K-Means with FAISS (Facebook AI Similarity Search): Procedure and Results
Overview
After trying traditional K-Means and DBSCAN, we implemented K-Means with FAISS (Facebook AI Similarity Search) to improve clustering performance on large datasets. FAISS K-Means showed a slight improvement in the Silhouette Score, but cluster quality remained unsatisfactory.
FAISS Overview
FAISS is a library by Facebook for fast similarity search and clustering, optimized for high-dimensional datasets. It offers:
- Exact and Approximate K-Means for performance vs accuracy tradeoffs.
- Scalability for large datasets, GPU support, and Approximate Nearest Neighbor Search.
K-Means in FAISS: Implementation Steps
- Data Preparation:
- We used TF-IDF to convert documents into high-dimensional vectors.
- Preprocessing included stop-word removal and normalization.
- K-Means Initialization:
- Initialized exact K-Means in FAISS with the TF-IDF vectors.
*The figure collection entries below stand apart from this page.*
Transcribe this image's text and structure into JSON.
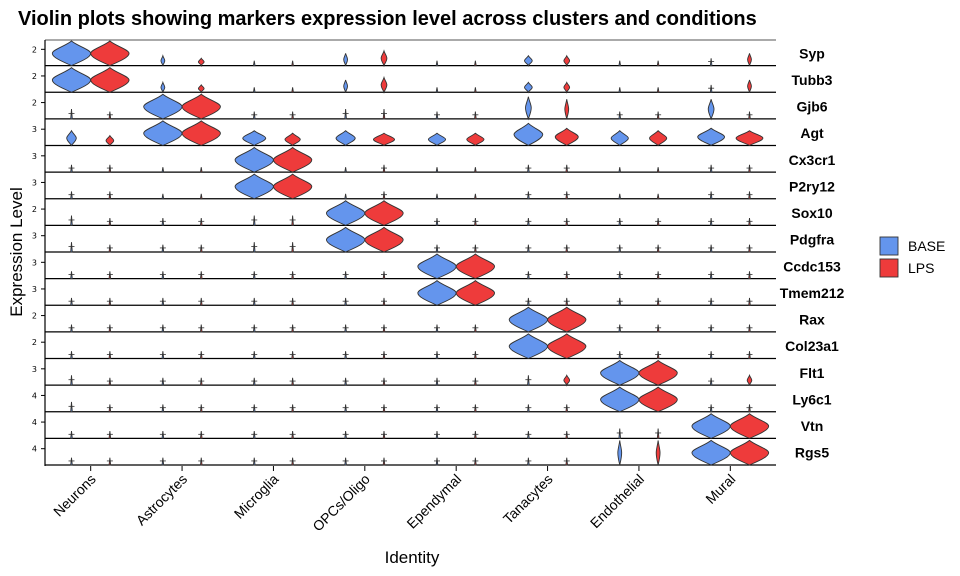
{
  "chart_data": {
    "type": "violin",
    "title": "Violin plots showing markers expression level across clusters and conditions",
    "xlabel": "Identity",
    "ylabel": "Expression Level",
    "categories": [
      "Neurons",
      "Astrocytes",
      "Microglia",
      "OPCs/Oligo",
      "Ependymal",
      "Tanacytes",
      "Endothelial",
      "Mural"
    ],
    "conditions": [
      {
        "name": "BASE",
        "color": "#6495ED"
      },
      {
        "name": "LPS",
        "color": "#EE3B3B"
      }
    ],
    "genes": [
      {
        "name": "Syp",
        "tick": "2",
        "max": [
          [
            1,
            1
          ],
          [
            0.4,
            0.3
          ],
          [
            0.2,
            0.2
          ],
          [
            0.5,
            0.6
          ],
          [
            0.2,
            0.2
          ],
          [
            0.4,
            0.4
          ],
          [
            0.2,
            0.2
          ],
          [
            0.3,
            0.5
          ]
        ],
        "width": [
          [
            1,
            1
          ],
          [
            0.1,
            0.15
          ],
          [
            0.05,
            0.05
          ],
          [
            0.1,
            0.15
          ],
          [
            0.05,
            0.05
          ],
          [
            0.2,
            0.15
          ],
          [
            0.05,
            0.05
          ],
          [
            0.05,
            0.1
          ]
        ]
      },
      {
        "name": "Tubb3",
        "tick": "2",
        "max": [
          [
            1,
            1
          ],
          [
            0.4,
            0.3
          ],
          [
            0.2,
            0.2
          ],
          [
            0.5,
            0.6
          ],
          [
            0.2,
            0.2
          ],
          [
            0.4,
            0.4
          ],
          [
            0.2,
            0.2
          ],
          [
            0.3,
            0.5
          ]
        ],
        "width": [
          [
            1,
            1
          ],
          [
            0.1,
            0.15
          ],
          [
            0.05,
            0.05
          ],
          [
            0.1,
            0.15
          ],
          [
            0.05,
            0.05
          ],
          [
            0.2,
            0.15
          ],
          [
            0.05,
            0.05
          ],
          [
            0.05,
            0.1
          ]
        ]
      },
      {
        "name": "Gjb6",
        "tick": "2",
        "max": [
          [
            0.4,
            0.3
          ],
          [
            1,
            1
          ],
          [
            0.3,
            0.3
          ],
          [
            0.4,
            0.4
          ],
          [
            0.3,
            0.3
          ],
          [
            0.9,
            0.8
          ],
          [
            0.3,
            0.3
          ],
          [
            0.8,
            0.3
          ]
        ],
        "width": [
          [
            0.05,
            0.05
          ],
          [
            1,
            1
          ],
          [
            0.05,
            0.05
          ],
          [
            0.05,
            0.05
          ],
          [
            0.05,
            0.05
          ],
          [
            0.15,
            0.1
          ],
          [
            0.05,
            0.05
          ],
          [
            0.15,
            0.05
          ]
        ]
      },
      {
        "name": "Agt",
        "tick": "3",
        "max": [
          [
            0.6,
            0.4
          ],
          [
            1,
            1
          ],
          [
            0.6,
            0.5
          ],
          [
            0.6,
            0.5
          ],
          [
            0.5,
            0.5
          ],
          [
            0.9,
            0.7
          ],
          [
            0.6,
            0.6
          ],
          [
            0.7,
            0.6
          ]
        ],
        "width": [
          [
            0.25,
            0.2
          ],
          [
            1,
            1
          ],
          [
            0.6,
            0.4
          ],
          [
            0.5,
            0.55
          ],
          [
            0.45,
            0.45
          ],
          [
            0.75,
            0.6
          ],
          [
            0.45,
            0.45
          ],
          [
            0.7,
            0.7
          ]
        ]
      },
      {
        "name": "Cx3cr1",
        "tick": "3",
        "max": [
          [
            0.3,
            0.3
          ],
          [
            0.2,
            0.2
          ],
          [
            1,
            1
          ],
          [
            0.2,
            0.3
          ],
          [
            0.2,
            0.2
          ],
          [
            0.3,
            0.3
          ],
          [
            0.2,
            0.2
          ],
          [
            0.3,
            0.3
          ]
        ],
        "width": [
          [
            0.03,
            0.03
          ],
          [
            0.03,
            0.03
          ],
          [
            1,
            1
          ],
          [
            0.03,
            0.03
          ],
          [
            0.03,
            0.03
          ],
          [
            0.03,
            0.03
          ],
          [
            0.03,
            0.03
          ],
          [
            0.03,
            0.03
          ]
        ]
      },
      {
        "name": "P2ry12",
        "tick": "3",
        "max": [
          [
            0.3,
            0.3
          ],
          [
            0.2,
            0.2
          ],
          [
            1,
            1
          ],
          [
            0.2,
            0.3
          ],
          [
            0.2,
            0.2
          ],
          [
            0.3,
            0.3
          ],
          [
            0.2,
            0.2
          ],
          [
            0.3,
            0.3
          ]
        ],
        "width": [
          [
            0.03,
            0.03
          ],
          [
            0.03,
            0.03
          ],
          [
            1,
            1
          ],
          [
            0.03,
            0.03
          ],
          [
            0.03,
            0.03
          ],
          [
            0.03,
            0.03
          ],
          [
            0.03,
            0.03
          ],
          [
            0.03,
            0.03
          ]
        ]
      },
      {
        "name": "Sox10",
        "tick": "2",
        "max": [
          [
            0.4,
            0.3
          ],
          [
            0.3,
            0.3
          ],
          [
            0.4,
            0.4
          ],
          [
            1,
            1
          ],
          [
            0.3,
            0.3
          ],
          [
            0.3,
            0.3
          ],
          [
            0.3,
            0.3
          ],
          [
            0.3,
            0.3
          ]
        ],
        "width": [
          [
            0.03,
            0.03
          ],
          [
            0.03,
            0.03
          ],
          [
            0.03,
            0.03
          ],
          [
            1,
            1
          ],
          [
            0.03,
            0.03
          ],
          [
            0.03,
            0.03
          ],
          [
            0.03,
            0.03
          ],
          [
            0.03,
            0.03
          ]
        ]
      },
      {
        "name": "Pdgfra",
        "tick": "3",
        "max": [
          [
            0.4,
            0.3
          ],
          [
            0.3,
            0.3
          ],
          [
            0.4,
            0.4
          ],
          [
            1,
            1
          ],
          [
            0.3,
            0.3
          ],
          [
            0.3,
            0.3
          ],
          [
            0.3,
            0.3
          ],
          [
            0.3,
            0.3
          ]
        ],
        "width": [
          [
            0.03,
            0.03
          ],
          [
            0.03,
            0.03
          ],
          [
            0.03,
            0.03
          ],
          [
            1,
            1
          ],
          [
            0.03,
            0.03
          ],
          [
            0.03,
            0.03
          ],
          [
            0.03,
            0.03
          ],
          [
            0.03,
            0.03
          ]
        ]
      },
      {
        "name": "Ccdc153",
        "tick": "3",
        "max": [
          [
            0.3,
            0.3
          ],
          [
            0.3,
            0.3
          ],
          [
            0.3,
            0.3
          ],
          [
            0.3,
            0.3
          ],
          [
            1,
            1
          ],
          [
            0.3,
            0.3
          ],
          [
            0.3,
            0.3
          ],
          [
            0.3,
            0.3
          ]
        ],
        "width": [
          [
            0.03,
            0.03
          ],
          [
            0.03,
            0.03
          ],
          [
            0.03,
            0.03
          ],
          [
            0.03,
            0.03
          ],
          [
            1,
            1
          ],
          [
            0.03,
            0.03
          ],
          [
            0.03,
            0.03
          ],
          [
            0.03,
            0.03
          ]
        ]
      },
      {
        "name": "Tmem212",
        "tick": "3",
        "max": [
          [
            0.3,
            0.3
          ],
          [
            0.3,
            0.3
          ],
          [
            0.3,
            0.3
          ],
          [
            0.3,
            0.3
          ],
          [
            1,
            1
          ],
          [
            0.3,
            0.3
          ],
          [
            0.3,
            0.3
          ],
          [
            0.3,
            0.3
          ]
        ],
        "width": [
          [
            0.03,
            0.03
          ],
          [
            0.03,
            0.03
          ],
          [
            0.03,
            0.03
          ],
          [
            0.03,
            0.03
          ],
          [
            1,
            1
          ],
          [
            0.03,
            0.03
          ],
          [
            0.03,
            0.03
          ],
          [
            0.03,
            0.03
          ]
        ]
      },
      {
        "name": "Rax",
        "tick": "2",
        "max": [
          [
            0.3,
            0.3
          ],
          [
            0.3,
            0.3
          ],
          [
            0.3,
            0.3
          ],
          [
            0.3,
            0.3
          ],
          [
            0.3,
            0.3
          ],
          [
            1,
            1
          ],
          [
            0.3,
            0.3
          ],
          [
            0.3,
            0.3
          ]
        ],
        "width": [
          [
            0.03,
            0.03
          ],
          [
            0.03,
            0.03
          ],
          [
            0.03,
            0.03
          ],
          [
            0.03,
            0.03
          ],
          [
            0.03,
            0.03
          ],
          [
            1,
            1
          ],
          [
            0.03,
            0.03
          ],
          [
            0.03,
            0.03
          ]
        ]
      },
      {
        "name": "Col23a1",
        "tick": "2",
        "max": [
          [
            0.3,
            0.3
          ],
          [
            0.3,
            0.3
          ],
          [
            0.3,
            0.3
          ],
          [
            0.3,
            0.3
          ],
          [
            0.3,
            0.3
          ],
          [
            1,
            1
          ],
          [
            0.3,
            0.3
          ],
          [
            0.3,
            0.3
          ]
        ],
        "width": [
          [
            0.03,
            0.03
          ],
          [
            0.03,
            0.03
          ],
          [
            0.03,
            0.03
          ],
          [
            0.03,
            0.03
          ],
          [
            0.03,
            0.03
          ],
          [
            1,
            1
          ],
          [
            0.03,
            0.03
          ],
          [
            0.03,
            0.03
          ]
        ]
      },
      {
        "name": "Flt1",
        "tick": "3",
        "max": [
          [
            0.4,
            0.3
          ],
          [
            0.3,
            0.3
          ],
          [
            0.3,
            0.3
          ],
          [
            0.3,
            0.3
          ],
          [
            0.3,
            0.3
          ],
          [
            0.4,
            0.4
          ],
          [
            1,
            1
          ],
          [
            0.3,
            0.4
          ]
        ],
        "width": [
          [
            0.03,
            0.03
          ],
          [
            0.03,
            0.03
          ],
          [
            0.03,
            0.03
          ],
          [
            0.03,
            0.03
          ],
          [
            0.03,
            0.03
          ],
          [
            0.03,
            0.15
          ],
          [
            1,
            1
          ],
          [
            0.03,
            0.12
          ]
        ]
      },
      {
        "name": "Ly6c1",
        "tick": "4",
        "max": [
          [
            0.4,
            0.3
          ],
          [
            0.3,
            0.3
          ],
          [
            0.3,
            0.3
          ],
          [
            0.3,
            0.3
          ],
          [
            0.3,
            0.3
          ],
          [
            0.3,
            0.3
          ],
          [
            1,
            1
          ],
          [
            0.3,
            0.3
          ]
        ],
        "width": [
          [
            0.03,
            0.03
          ],
          [
            0.03,
            0.03
          ],
          [
            0.03,
            0.03
          ],
          [
            0.03,
            0.03
          ],
          [
            0.03,
            0.03
          ],
          [
            0.03,
            0.03
          ],
          [
            1,
            1
          ],
          [
            0.03,
            0.03
          ]
        ]
      },
      {
        "name": "Vtn",
        "tick": "4",
        "max": [
          [
            0.3,
            0.3
          ],
          [
            0.3,
            0.3
          ],
          [
            0.3,
            0.3
          ],
          [
            0.3,
            0.3
          ],
          [
            0.3,
            0.3
          ],
          [
            0.3,
            0.3
          ],
          [
            0.4,
            0.4
          ],
          [
            1,
            1
          ]
        ],
        "width": [
          [
            0.03,
            0.03
          ],
          [
            0.03,
            0.03
          ],
          [
            0.03,
            0.03
          ],
          [
            0.03,
            0.03
          ],
          [
            0.03,
            0.03
          ],
          [
            0.03,
            0.03
          ],
          [
            0.03,
            0.03
          ],
          [
            1,
            1
          ]
        ]
      },
      {
        "name": "Rgs5",
        "tick": "4",
        "max": [
          [
            0.3,
            0.3
          ],
          [
            0.3,
            0.3
          ],
          [
            0.3,
            0.3
          ],
          [
            0.3,
            0.3
          ],
          [
            0.3,
            0.3
          ],
          [
            0.3,
            0.3
          ],
          [
            1,
            1
          ],
          [
            1,
            1
          ]
        ],
        "width": [
          [
            0.03,
            0.03
          ],
          [
            0.03,
            0.03
          ],
          [
            0.03,
            0.03
          ],
          [
            0.03,
            0.03
          ],
          [
            0.03,
            0.03
          ],
          [
            0.03,
            0.03
          ],
          [
            0.1,
            0.1
          ],
          [
            1,
            1
          ]
        ]
      }
    ],
    "legend_position": "right"
  }
}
- Indexing for Optimization:
- Utilized Inverted File Index (IVF) for faster nearest neighbor search.
- GPU acceleration was available but unnecessary for this dataset.
- Clustering:
- Standard K-Means steps: assignment to centroids, centroid updates, iteration until convergence.
- Evaluation:
- Silhouette Score was calculated for cluster quality.
- FAISS K-Means showed a slight improvement over traditional K-Means but remained low overall.
Example:
import faiss
# Create index and perform clustering
index = faiss.IndexFlatL2(dim) # Exact K-Means
faiss_kmeans = faiss.Kmeans(d=dim, k=num_clusters)
faiss_kmeans.train(tfidf_vectors)
# Get cluster labels and centroids
labels = faiss_kmeans.index.search(tfidf_vectors, 1)[1]
centroids = faiss_kmeans.centroids
Results: FAISS vs Traditional K-Means
- Traditional K-Means: Silhouette Score = 0.2
- FAISS K-Means: Slightly higher but still below ideal.
Key Issues:
- High-dimensional data affects distance metrics, causing poor separation.
- TF-IDF features may not capture important aspects—potentially requiring PCA or feature refinement.